After spending years agonizing over rules, settings, composition, advice from this person, advice from that person, I was stuck, stagnant and at a crossroads. I couldn’t put a finger on why. Then it hit me; the lingering question on my mind was regarding my voice and style.
Finding voice and style is big milestone that comes up during a photographer’s journey. If you are feeling stuck, unsure, or confused about defining yours, hopefully some of these tips that helped me find my voice can help you continue to move forward in cultivating your own.
Be honest with yourself, but don’t beat yourself up.
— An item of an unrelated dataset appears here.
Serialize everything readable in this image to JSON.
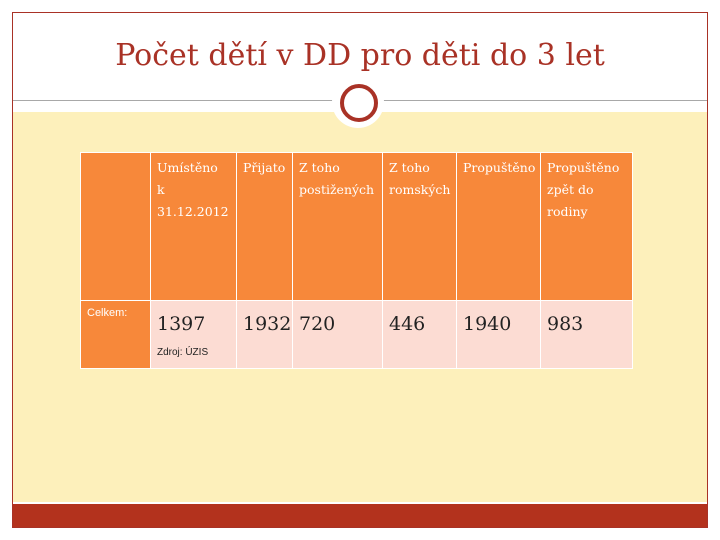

After years of learning the rules and working on applying for ClickPro, I felt it. Stuck. Very stuck. I wasn’t inspired at all, felt my photos were lackluster and couldn’t find that “creative groove.” But during that time I was too harsh and overly critical of every photo I took. I went straight for the negative: “This is terrible. I am no good. I am obviously an awful photographer.” Instead, I should have given myself more grace and better constructive criticism. If you are having identity issues with your work, be honest, but don’t fret. The fact that you are taking time to subjectively look at your work in an honest, positive light is the first step and allows more room for artistry to grow.
Learn the rules. Then break them, but don’t forget them.
I remember learning the rules and also remember thinking to myself, “I must follow them all. All of them. And if I break them the photo isn’t good.” Probably a huge reason why I felt so stuck, right? Now, I definitely bend the rules and know it, but those rules are always in the back of my head. Finding voice and style is also finding that delicate balance of being a little rebellious and studious at the same time.
There is no such thing as perfect, normal, or ideal.
I have never been big on the word, “perfect.” I truly think there is no such thing and when it comes to my photography, definitely not. But I had to take some serious time to get to that point. I would clone, dodge, burn, crop and try to “fix” photos because I thought they were not “perfect.” Then after working so hard on them I would delete them all. This plays hand in hand with breaking the rules but not forgetting them. Now I can look at a photo, see that I may have a strange crop or blown highlights, but know why I love it and how it fits in with the rest of my work.
Turn off the noise.
When we are early in our journey our first instinct is to ask lots and lots of questions; that is good. But be careful of having too many sources and too much information, especially when you are trying to find your artistry and voice. At one point I had information overload. To remedy it, I entrusted one or two really good BPFs (best photography friends) and asked them for help and advice. Then, I turned off the rest of the noise, including social media.
Shoot what you love and love what you shoot.
Speaking of BPFs, one of them once told me to “shoot what you love” and that resonates with me everyday. For weeks and months on end, I didn’t like any of my work because I was taking photos of things that I thought were just “okay.” Honestly, I was taking photos of what I “thought” I should be taking photos of and truly didn’t find much interest in them. This was totally backwards and off. But once I heard this advice and started each day of focusing in on only shooting things that I wanted to shoot and loving what I shot my voice and style shined.
Make up your own rules.
Whether it be editing or a specific way of shooting, make up your own way of how YOU want to be known and defined. As I sit and think of some photographers who truly inspire me, they blaze their own trails when it comes to their artwork and it makes me admire them that much more.
Listen to your gut, heart, and brain all at once.
My artistry and voice seemed to all come together when I used my gut, heart, and brain simultaneously. My gut would drive me to pick up my camera every single day. My heart would help find emotion, love and connection in all of my work. My brain would help me find the delicate balance between breaking rules but still remembering them.